Re: Duplicates consumed on rebalance. No compression, autocommit enabled.

2016-07-23 Thread Ewen Cheslack-Postava
I'd suggest using the new consumer instead of the old consumer. We've
refined the implementation such that even with auto-commit you should get
at least once processing in the worst case (and when there aren't failures,
exactly once). The 0.10.0.0 release should get all of these semantics right.

-Ewen

On Mon, Jul 11, 2016 at 7:05 AM, Gerard Klijs 
wrote:

> You could set the auto.commit.interval.ms to a lower value, in your
> example
> it is 10 seconds, which can be a lot of messages. I don't really see how it
> could be prevented any further, since offset's can only committed by
> consumer to the partitions they are assigned to. I do believe there is some
> work in progress in which the assigned of partitions to consumers is
> somewhat sticky.
> In that case when a consumer has been assigned the same partitions after
> the rebalance as it has had before, and then it should not be necessary to
> consume the same data again in those partitions.
>
> On Mon, Jul 11, 2016 at 3:18 PM Michael Luban 
> wrote:
>
> > Using the 0.8.2.1 client.
> >
> > Is it possible to statistically minimize the possibility of duplication
> in
> > this scenario or has this behavior been corrected in a later client
> > version?  Or is the test flawed?
> >
> > https://gist.github.com/mluban/03a5c0d9221182e6ddbc37189c4d3eb0
> >
>



-- 
Thanks,
Ewen


Re: Duplicates consumed on rebalance. No compression, autocommit enabled.

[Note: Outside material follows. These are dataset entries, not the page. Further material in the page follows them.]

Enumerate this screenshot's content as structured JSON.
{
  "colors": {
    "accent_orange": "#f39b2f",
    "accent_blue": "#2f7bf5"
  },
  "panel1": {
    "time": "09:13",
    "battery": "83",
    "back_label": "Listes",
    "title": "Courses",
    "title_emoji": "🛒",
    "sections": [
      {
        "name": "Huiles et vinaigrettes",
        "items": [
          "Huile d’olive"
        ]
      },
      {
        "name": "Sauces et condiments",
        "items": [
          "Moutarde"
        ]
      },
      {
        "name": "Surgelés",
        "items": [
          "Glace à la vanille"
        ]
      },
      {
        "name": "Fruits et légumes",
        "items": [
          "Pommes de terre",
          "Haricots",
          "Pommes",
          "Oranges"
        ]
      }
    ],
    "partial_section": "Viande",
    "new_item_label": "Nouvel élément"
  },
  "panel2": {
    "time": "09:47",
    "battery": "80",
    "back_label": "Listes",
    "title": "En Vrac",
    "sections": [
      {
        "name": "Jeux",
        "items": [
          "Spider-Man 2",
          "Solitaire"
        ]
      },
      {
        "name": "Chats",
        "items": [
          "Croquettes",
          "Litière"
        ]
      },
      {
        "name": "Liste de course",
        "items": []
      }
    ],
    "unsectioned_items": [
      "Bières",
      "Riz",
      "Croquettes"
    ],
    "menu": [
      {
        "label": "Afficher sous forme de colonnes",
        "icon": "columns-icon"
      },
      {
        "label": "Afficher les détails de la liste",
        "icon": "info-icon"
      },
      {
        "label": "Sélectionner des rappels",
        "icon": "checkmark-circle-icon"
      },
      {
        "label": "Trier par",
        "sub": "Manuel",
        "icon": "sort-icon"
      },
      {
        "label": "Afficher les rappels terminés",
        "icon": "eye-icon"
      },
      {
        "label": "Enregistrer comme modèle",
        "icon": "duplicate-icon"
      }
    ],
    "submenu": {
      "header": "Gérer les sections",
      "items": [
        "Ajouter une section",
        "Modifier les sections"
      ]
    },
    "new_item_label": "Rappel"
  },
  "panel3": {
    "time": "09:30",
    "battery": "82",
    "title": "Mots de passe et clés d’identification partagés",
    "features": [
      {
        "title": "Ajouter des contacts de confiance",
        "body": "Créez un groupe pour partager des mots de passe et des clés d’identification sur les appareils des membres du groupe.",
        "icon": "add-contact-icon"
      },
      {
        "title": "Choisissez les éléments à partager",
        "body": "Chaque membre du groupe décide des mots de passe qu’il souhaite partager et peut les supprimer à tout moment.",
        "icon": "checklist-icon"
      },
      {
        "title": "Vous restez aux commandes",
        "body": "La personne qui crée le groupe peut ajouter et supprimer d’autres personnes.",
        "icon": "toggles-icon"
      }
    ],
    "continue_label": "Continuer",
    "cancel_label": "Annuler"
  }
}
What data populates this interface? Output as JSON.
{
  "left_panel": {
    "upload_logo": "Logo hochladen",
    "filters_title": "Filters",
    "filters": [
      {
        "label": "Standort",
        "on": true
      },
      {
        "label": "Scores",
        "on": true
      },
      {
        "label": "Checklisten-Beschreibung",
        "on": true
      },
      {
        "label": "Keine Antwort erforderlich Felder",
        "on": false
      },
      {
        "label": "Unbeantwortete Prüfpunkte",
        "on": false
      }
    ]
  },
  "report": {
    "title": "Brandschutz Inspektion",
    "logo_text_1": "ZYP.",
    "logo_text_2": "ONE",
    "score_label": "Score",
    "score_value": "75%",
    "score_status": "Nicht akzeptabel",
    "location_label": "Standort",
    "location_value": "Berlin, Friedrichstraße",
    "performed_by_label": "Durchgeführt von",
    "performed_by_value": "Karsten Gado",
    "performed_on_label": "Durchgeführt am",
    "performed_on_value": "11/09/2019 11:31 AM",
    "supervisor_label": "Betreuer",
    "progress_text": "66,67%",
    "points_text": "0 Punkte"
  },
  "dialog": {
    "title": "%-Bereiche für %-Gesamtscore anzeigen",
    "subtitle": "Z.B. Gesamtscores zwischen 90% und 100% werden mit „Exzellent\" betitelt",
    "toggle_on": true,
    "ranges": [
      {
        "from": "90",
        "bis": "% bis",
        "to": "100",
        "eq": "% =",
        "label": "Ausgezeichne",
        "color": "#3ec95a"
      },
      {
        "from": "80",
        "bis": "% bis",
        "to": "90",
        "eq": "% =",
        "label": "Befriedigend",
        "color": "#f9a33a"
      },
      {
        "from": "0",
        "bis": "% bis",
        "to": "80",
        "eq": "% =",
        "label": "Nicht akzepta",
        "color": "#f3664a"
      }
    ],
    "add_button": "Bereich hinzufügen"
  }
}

2016-07-11 Thread Gerard Klijs
You could set the auto.commit.interval.ms to a lower value, in your example
it is 10 seconds, which can be a lot of messages. I don't really see how it
could be prevented any further, since offset's can only committed by
consumer to the partitions they are assigned to. I do believe there is some
work in progress in which the assigned of partitions to consumers is
somewhat sticky.
In that case when a consumer has been assigned the same partitions after
the rebalance as it has had before, and then it should not be necessary to
consume the same data again in those partitions.

On Mon, Jul 11, 2016 at 3:18 PM Michael Luban  wrote:

> Using the 0.8.2.1 client.
>
> Is it possible to statistically minimize the possibility of duplication in
> this scenario or has this behavior been corrected in a later client
> version?  Or is the test flawed?
>
> https://gist.github.com/mluban/03a5c0d9221182e6ddbc37189c4d3eb0
>


Duplicates consumed on rebalance. No compression, autocommit enabled.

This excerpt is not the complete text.